Sector-specific performances paint a diverse picture of India's economic tapestry. The services industry, a cornerstone of India's economy, continued to show optimism with the HSBC India Services PMI at 57.7 in September 2024.
The stock market has kept the investors on their toes. Nifty50 and S&P BSE Sensex each rose gained 2.3% in September 2024 compared with a 2% rally seen in the S&P BSE Smallcap index and the S&P BSE Midcap index closing pretty much flat.
GST collections continue to serve as a significant barometer of economic activity, with July and August 2024 seeing gross collections reach INR 182 trillion and INR 175 trillion respectively, before settling in September 2024 at INR 173 trillion. The slowing growth rate in collections reflects the reduction in the manufacturing and services PMI, prompting economists to watch closely in the coming months.
Despite the challenges evident in some areas, the overall economic indicators suggest a continuing upward trend, positioning India as a key player in the global economic arena. The coming quarters promise to be both exciting and pivotal as the nation strives to balance growth with stability in its quest for economic prosperity.
Early Stage Ecosystem
The Indian early-stage startup ecosystem remains a vibrant hub of innovation and a powerful magnet for investor capital. Despite global economic uncertainties posing potential headwinds, 2QFY25 demonstrated the ecosystem's resilience and long-term potential.
YTDCY24 saw funds raised to the tune of USD 9.13 billion with an average deal value of USD 7.71 million. India witnessed a total of 1,184 investment rounds, ~84% of these in the early stage.

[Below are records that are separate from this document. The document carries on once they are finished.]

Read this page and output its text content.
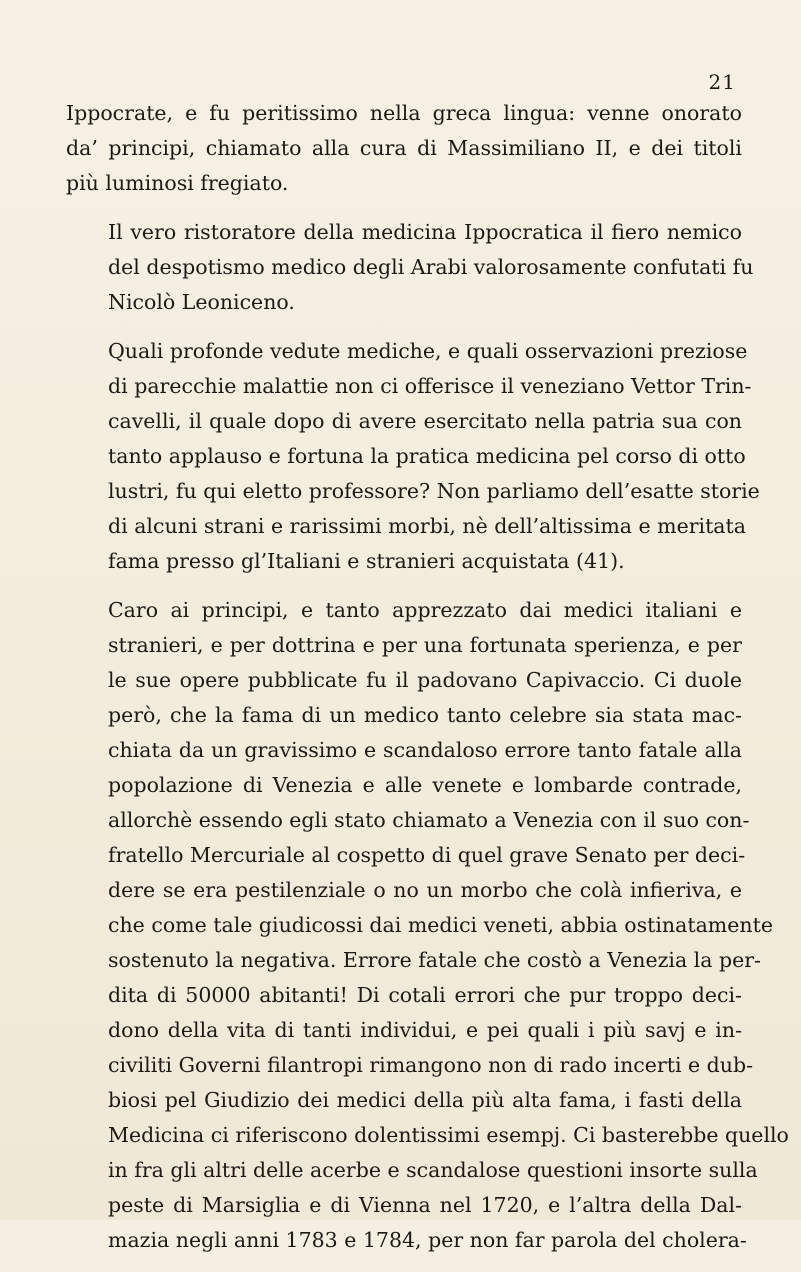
21
Ippocrate, e fu peritissimo nella greca lingua: venne onorato
da’ principi, chiamato alla cura di Massimiliano II, e dei titoli
più luminosi fregiato.
Il vero ristoratore della medicina Ippocratica il fiero nemico
del despotismo medico degli Arabi valorosamente confutati fu
Nicolò Leoniceno.
Quali profonde vedute mediche, e quali osservazioni preziose
di parecchie malattie non ci offerisce il veneziano Vettor Trin-
cavelli, il quale dopo di avere esercitato nella patria sua con
tanto applauso e fortuna la pratica medicina pel corso di otto
lustri, fu qui eletto professore? Non parliamo dell’esatte storie
di alcuni strani e rarissimi morbi, nè dell’altissima e meritata
fama presso gl’Italiani e stranieri acquistata (41).
Caro ai principi, e tanto apprezzato dai medici italiani e
stranieri, e per dottrina e per una fortunata sperienza, e per
le sue opere pubblicate fu il padovano Capivaccio. Ci duole
però, che la fama di un medico tanto celebre sia stata mac-
chiata da un gravissimo e scandaloso errore tanto fatale alla
popolazione di Venezia e alle venete e lombarde contrade,
allorchè essendo egli stato chiamato a Venezia con il suo con-
fratello Mercuriale al cospetto di quel grave Senato per deci-
dere se era pestilenziale o no un morbo che colà infieriva, e
che come tale giudicossi dai medici veneti, abbia ostinatamente
sostenuto la negativa. Errore fatale che costò a Venezia la per-
dita di 50000 abitanti! Di cotali errori che pur troppo deci-
dono della vita di tanti individui, e pei quali i più savj e in-
civiliti Governi filantropi rimangono non di rado incerti e dub-
biosi pel Giudizio dei medici della più alta fama, i fasti della
Medicina ci riferiscono dolentissimi esempj. Ci basterebbe quello
in fra gli altri delle acerbe e scandalose questioni insorte sulla
peste di Marsiglia e di Vienna nel 1720, e l’altra della Dal-
mazia negli anni 1783 e 1784, per non far parola del cholera-
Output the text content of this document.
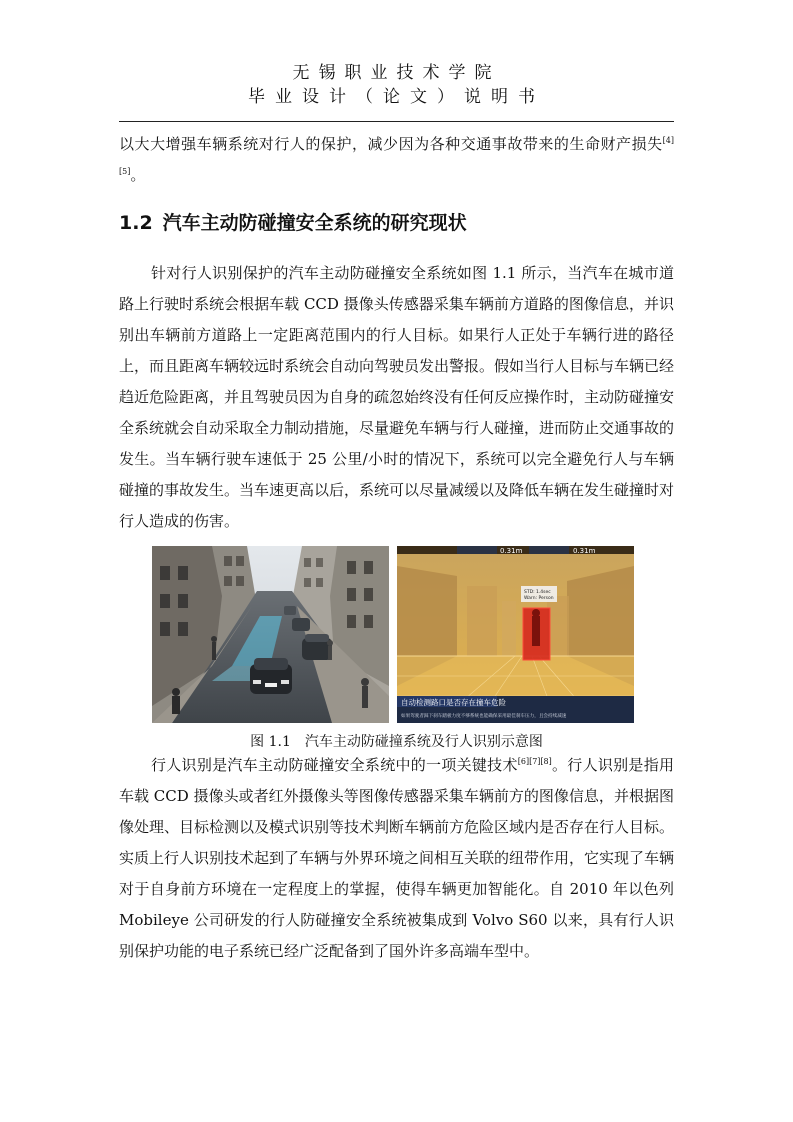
无锡职业技术学院
毕业设计（论文）说明书
以大大增强车辆系统对行人的保护，减少因为各种交通事故带来的生命财产损失[4][5]。
1.2 汽车主动防碰撞安全系统的研究现状
针对行人识别保护的汽车主动防碰撞安全系统如图 1.1 所示，当汽车在城市道路上行驶时系统会根据车载 CCD 摄像头传感器采集车辆前方道路的图像信息，并识别出车辆前方道路上一定距离范围内的行人目标。如果行人正处于车辆行进的路径上，而且距离车辆较远时系统会自动向驾驶员发出警报。假如当行人目标与车辆已经趋近危险距离，并且驾驶员因为自身的疏忽始终没有任何反应操作时，主动防碰撞安全系统就会自动采取全力制动措施，尽量避免车辆与行人碰撞，进而防止交通事故的发生。当车辆行驶车速低于 25 公里/小时的情况下，系统可以完全避免行人与车辆碰撞的事故发生。当车速更高以后，系统可以尽量减缓以及降低车辆在发生碰撞时对行人造成的伤害。
0.31m	0.31m
STD: 1.4sec
Warn: Person
自动检测路口是否存在撞车危险
如果驾驶者踩下刹车踏板力度不够系统也能确保采用最佳刹车压力，且会持续减速
图 1.1　汽车主动防碰撞系统及行人识别示意图
行人识别是汽车主动防碰撞安全系统中的一项关键技术[6][7][8]。行人识别是指用车载 CCD 摄像头或者红外摄像头等图像传感器采集车辆前方的图像信息，并根据图像处理、目标检测以及模式识别等技术判断车辆前方危险区域内是否存在行人目标。实质上行人识别技术起到了车辆与外界环境之间相互关联的纽带作用，它实现了车辆对于自身前方环境在一定程度上的掌握，使得车辆更加智能化。自 2010 年以色列 Mobileye 公司研发的行人防碰撞安全系统被集成到 Volvo S60 以来，具有行人识别保护功能的电子系统已经广泛配备到了国外许多高端车型中。
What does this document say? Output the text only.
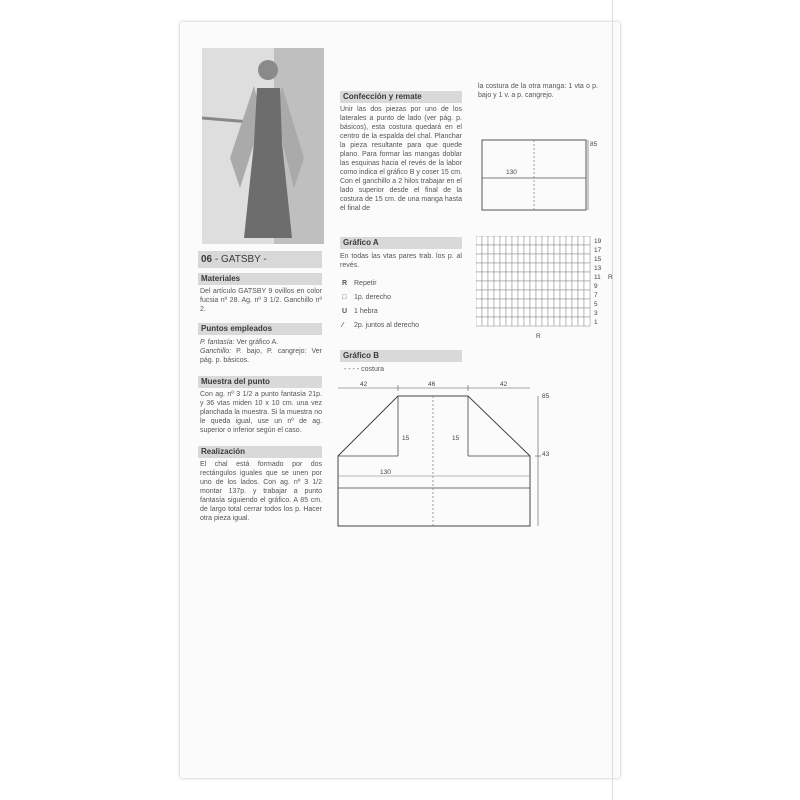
06 - GATSBY -
Materiales
Del artículo GATSBY 9 ovillos en color fucsia nº 28. Ag. nº 3 1/2. Ganchillo nº 2.
Puntos empleados
P. fantasía: Ver gráfico A.
Ganchillo: P. bajo, P. cangrejo: Ver pág. p. básicos.
Muestra del punto
Con ag. nº 3 1/2 a punto fantasía 21p. y 36 vtas miden 10 x 10 cm. una vez planchada la muestra. Si la muestra no le queda igual, use un nº de ag. superior o inferior según el caso.
Realización
El chal está formado por dos rectángulos iguales que se unen por uno de los lados. Con ag. nº 3 1/2 montar 137p. y trabajar a punto fantasía siguiendo el gráfico. A 85 cm. de largo total cerrar todos los p. Hacer otra pieza igual.
Confección y remate
Unir las dos piezas por uno de los laterales a punto de lado (ver pág. p. básicos), esta costura quedará en el centro de la espalda del chal. Planchar la pieza resultante para que quede plano. Para formar las mangas doblar las esquinas hacia el revés de la labor como indica el gráfico B y coser 15 cm. Con el ganchillo a 2 hilos trabajar en el lado superior desde el final de la costura de 15 cm. de una manga hasta el final de
Gráfico A
En todas las vtas pares trab. los p. al revés.
R Repetir
□ 1p. derecho
U 1 hebra
⁄ 2p. juntos al derecho
Gráfico B
- - - - costura
la costura de la otra manga: 1 vta o p. bajo y 1 v. a p. cangrejo.
85
130
19
17
15
13
11
9
7
5
3
1
R
R
42	46	42
130
15	15
85
43
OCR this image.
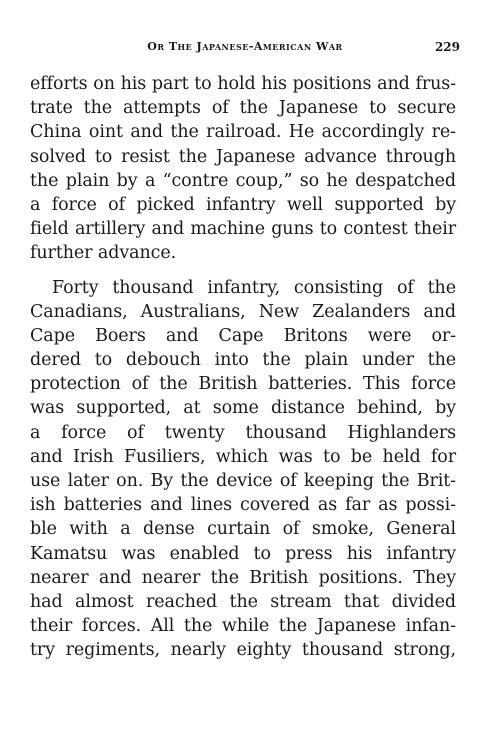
Or The Japanese-American War	229
efforts on his part to hold his positions and frus-
trate the attempts of the Japanese to secure
China oint and the railroad. He accordingly re-
solved to resist the Japanese advance through
the plain by a “contre coup,” so he despatched
a force of picked infantry well supported by
field artillery and machine guns to contest their
further advance.
Forty thousand infantry, consisting of the
Canadians, Australians, New Zealanders and
Cape Boers and Cape Britons were or-
dered to debouch into the plain under the
protection of the British batteries. This force
was supported, at some distance behind, by
a force of twenty thousand Highlanders
and Irish Fusiliers, which was to be held for
use later on. By the device of keeping the Brit-
ish batteries and lines covered as far as possi-
ble with a dense curtain of smoke, General
Kamatsu was enabled to press his infantry
nearer and nearer the British positions. They
had almost reached the stream that divided
their forces. All the while the Japanese infan-
try regiments, nearly eighty thousand strong,
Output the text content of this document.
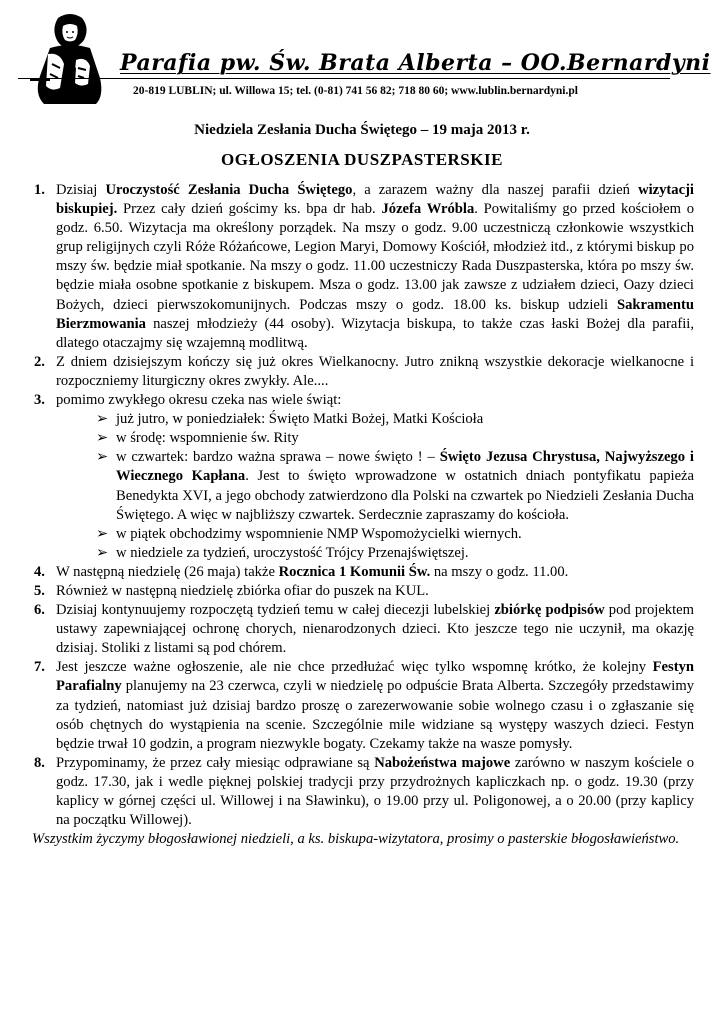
Parafia pw. Św. Brata Alberta – OO.Bernardyni
20-819 LUBLIN; ul. Willowa 15; tel. (0-81) 741 56 82; 718 80 60; www.lublin.bernardyni.pl
Niedziela Zesłania Ducha Świętego – 19 maja 2013 r.
OGŁOSZENIA DUSZPASTERSKIE
1. Dzisiaj Uroczystość Zesłania Ducha Świętego, a zarazem ważny dla naszej parafii dzień wizytacji biskupiej. Przez cały dzień gościmy ks. bpa dr hab. Józefa Wróbla. Powitaliśmy go przed kościołem o godz. 6.50. Wizytacja ma określony porządek. Na mszy o godz. 9.00 uczestniczą członkowie wszystkich grup religijnych czyli Róże Różańcowe, Legion Maryi, Domowy Kościół, młodzież itd., z którymi biskup po mszy św. będzie miał spotkanie. Na mszy o godz. 11.00 uczestniczy Rada Duszpasterska, która po mszy św. będzie miała osobne spotkanie z biskupem. Msza o godz. 13.00 jak zawsze z udziałem dzieci, Oazy dzieci Bożych, dzieci pierwszokomunijnych. Podczas mszy o godz. 18.00 ks. biskup udzieli Sakramentu Bierzmowania naszej młodzieży (44 osoby). Wizytacja biskupa, to także czas łaski Bożej dla parafii, dlatego otaczajmy się wzajemną modlitwą.
2. Z dniem dzisiejszym kończy się już okres Wielkanocny. Jutro znikną wszystkie dekoracje wielkanocne i rozpoczniemy liturgiczny okres zwykły. Ale....
3. pomimo zwykłego okresu czeka nas wiele świąt:
➢ już jutro, w poniedziałek: Święto Matki Bożej, Matki Kościoła
➢ w środę: wspomnienie św. Rity
➢ w czwartek: bardzo ważna sprawa – nowe święto ! – Święto Jezusa Chrystusa, Najwyższego i Wiecznego Kapłana. Jest to święto wprowadzone w ostatnich dniach pontyfikatu papieża Benedykta XVI, a jego obchody zatwierdzono dla Polski na czwartek po Niedzieli Zesłania Ducha Świętego. A więc w najbliższy czwartek. Serdecznie zapraszamy do kościoła.
➢ w piątek obchodzimy wspomnienie NMP Wspomożycielki wiernych.
➢ w niedziele za tydzień, uroczystość Trójcy Przenajświętszej.
4. W następną niedzielę (26 maja) także Rocznica 1 Komunii Św. na mszy o godz. 11.00.
5. Również w następną niedzielę zbiórka ofiar do puszek na KUL.
6. Dzisiaj kontynuujemy rozpoczętą tydzień temu w całej diecezji lubelskiej zbiórkę podpisów pod projektem ustawy zapewniającej ochronę chorych, nienarodzonych dzieci. Kto jeszcze tego nie uczynił, ma okazję dzisiaj. Stoliki z listami są pod chórem.
7. Jest jeszcze ważne ogłoszenie, ale nie chce przedłużać więc tylko wspomnę krótko, że kolejny Festyn Parafialny planujemy na 23 czerwca, czyli w niedzielę po odpuście Brata Alberta. Szczegóły przedstawimy za tydzień, natomiast już dzisiaj bardzo proszę o zarezerwowanie sobie wolnego czasu i o zgłaszanie się osób chętnych do wystąpienia na scenie. Szczególnie mile widziane są występy waszych dzieci. Festyn będzie trwał 10 godzin, a program niezwykle bogaty. Czekamy także na wasze pomysły.
8. Przypominamy, że przez cały miesiąc odprawiane są Nabożeństwa majowe zarówno w naszym kościele o godz. 17.30, jak i wedle pięknej polskiej tradycji przy przydrożnych kapliczkach np. o godz. 19.30 (przy kaplicy w górnej części ul. Willowej i na Sławinku), o 19.00 przy ul. Poligonowej, a o 20.00 (przy kaplicy na początku Willowej).
Wszystkim życzymy błogosławionej niedzieli, a ks. biskupa-wizytatora, prosimy o pasterskie błogosławieństwo.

In 2QFY25, investment activity in the Indian startup ecosystem grew from the previous quarter. This quarter saw a modest increase from 1QFY25, with the total investment amount rising by 22.3% from USD 3.28 billion to USD 4.02 billion. More impressively, the number of rounds jumped by 122% from 286 to 634. The average deal value experienced a notable dip of 45%, from USD 11.5 million to USD 6.34 million. These figures demonstrate growing investor confidence in Indian startups and highlight the sustained momentum in the ecosystem, especially in the early stage. This strong performance sets a positive tone for the remainder of CY2024 and suggests a promising outlook for early-stage investments in India.
Quick commerce remains an investor favourite, racking up the bulk of the funding in the last quarter. This surge reflects evolving consumer behaviours and increased demand for rapid delivery services post-pandemic. Automobile repair emerged as the second-largest investment trend in 2QFY25 by value, driven by trends around insurance penetration as well as consistent increase in vehicle sales.
These trends highlight the Indian startup landscape's evolution, with investors focusing on capturing trends early. The robust investments in quick commerce and automobile repairs indicate a shift towards convenience from the consumer. The strong performance in 2QFY25, despite global economic challenges, underscores the resilience and adaptability of Indian entrepreneurs. As we move forward, sectors like EV mobility, AI, clean tech, health tech, and deep tech are expected to continue attracting significant investor interest, further diversifying and strengthening the Indian startup landscape.
At Equanimity, we remain highly optimistic about the potential of early-stage ventures within our portfolio. These companies are at the forefront of addressing critical market needs with innovative, cutting-edge solutions. Their progress and the overall dynamism of the Indian entrepreneurial landscape continue to reinforce our belief in the transformative power of startups.